BIRD keepers at Chester Zoo were pheasant-ly surprised when they spotted two new arrivals.
The two newly-hatched great argus pheasant chicks hatched last week after a 24-day incubation.
It marks the first time the rare species, usually found in the rainforests of South East Asia, has been successfully bred at the award-winning attraction.
Bird staff at the zoo have hailed the arrival of the young pair, with great argus pheasant numbers in steep decline across much of its native range.
The birds, which are found on the Malaysian peninsula, south Myanmar, South West Thailand, Borneo and Sumatra, are iconic in their homeland but are threatened by hunting and habitat loss.

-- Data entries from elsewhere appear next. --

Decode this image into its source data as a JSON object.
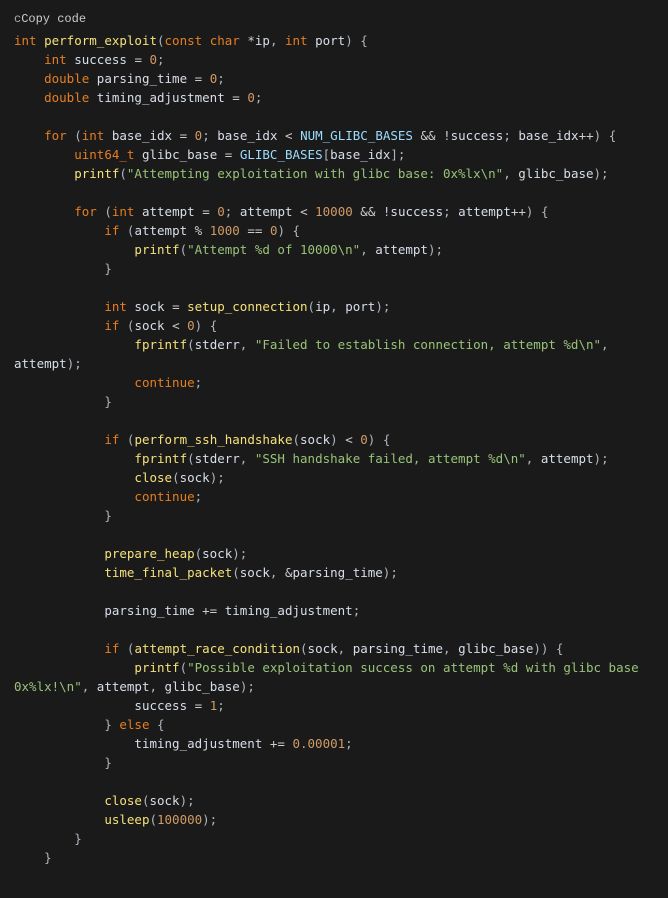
{
  "copy_label": "Copy code",
  "code": {
    "sig_int": "int",
    "sig_fn": "perform_exploit",
    "sig_const": "const",
    "sig_char": "char",
    "sig_ip": "ip",
    "sig_int2": "int",
    "sig_port": "port",
    "decl_int1": "int",
    "decl_success": "success",
    "zero": "0",
    "decl_double1": "double",
    "decl_parsing": "parsing_time",
    "decl_double2": "double",
    "decl_timing": "timing_adjustment",
    "for_kw": "for",
    "int_kw": "int",
    "base_idx": "base_idx",
    "num_glibc": "NUM_GLIBC_BASES",
    "success_v": "success",
    "uint64": "uint64_t",
    "glibc_base": "glibc_base",
    "glibc_bases": "GLIBC_BASES",
    "printf": "printf",
    "str_attempting": "\"Attempting exploitation with glibc base: 0x%lx\\n\"",
    "attempt": "attempt",
    "ten_k": "10000",
    "thousand": "1000",
    "if_kw": "if",
    "str_attempt_n": "\"Attempt %d of 10000\\n\"",
    "sock": "sock",
    "setup_conn": "setup_connection",
    "fprintf": "fprintf",
    "stderr": "stderr",
    "str_failed_conn": "\"Failed to establish connection, attempt %d\\n\"",
    "continue_kw": "continue",
    "perform_ssh": "perform_ssh_handshake",
    "str_ssh_fail": "\"SSH handshake failed, attempt %d\\n\"",
    "close_fn": "close",
    "prepare_heap": "prepare_heap",
    "time_final": "time_final_packet",
    "attempt_race": "attempt_race_condition",
    "str_possible": "\"Possible exploitation success on attempt %d with glibc base 0x%lx!\\n\"",
    "one": "1",
    "else_kw": "else",
    "delta": "0.00001",
    "usleep": "usleep",
    "usleep_val": "100000"
  }
}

Andrew Owen, curator of birds, said: “The great argus pheasant is under real pressure in parts of South East Asia. Like so many bird species in that part of the world they are the victim of rapid deforestation and illegal trapping.
“Great argus males in particular are amongst the most unusual and distinctive of all birds, with their astonishingly long wing and tail feathers adorned with thousands of eye-spots. It is their beauty which is, in part, what makes them so prized by hunters.
“To have two chicks hatch here for the first time in the zoo’s long history is a great achievement – they’re certainly important young birds.”
As part of its mating ritual, the male constructs a ring on the ground out of sticks and twigs then calls to entice a female to enter into the circle. He then performs a mating dance, culminating in him spreading his wings wide to show off a complex pattern of of eye-spots in his plumage.
It is these ‘eye-spots’ that give the argus pheasant its name – Argus Panoptes (or Argos) being a many-eyed giant in Greek mythology.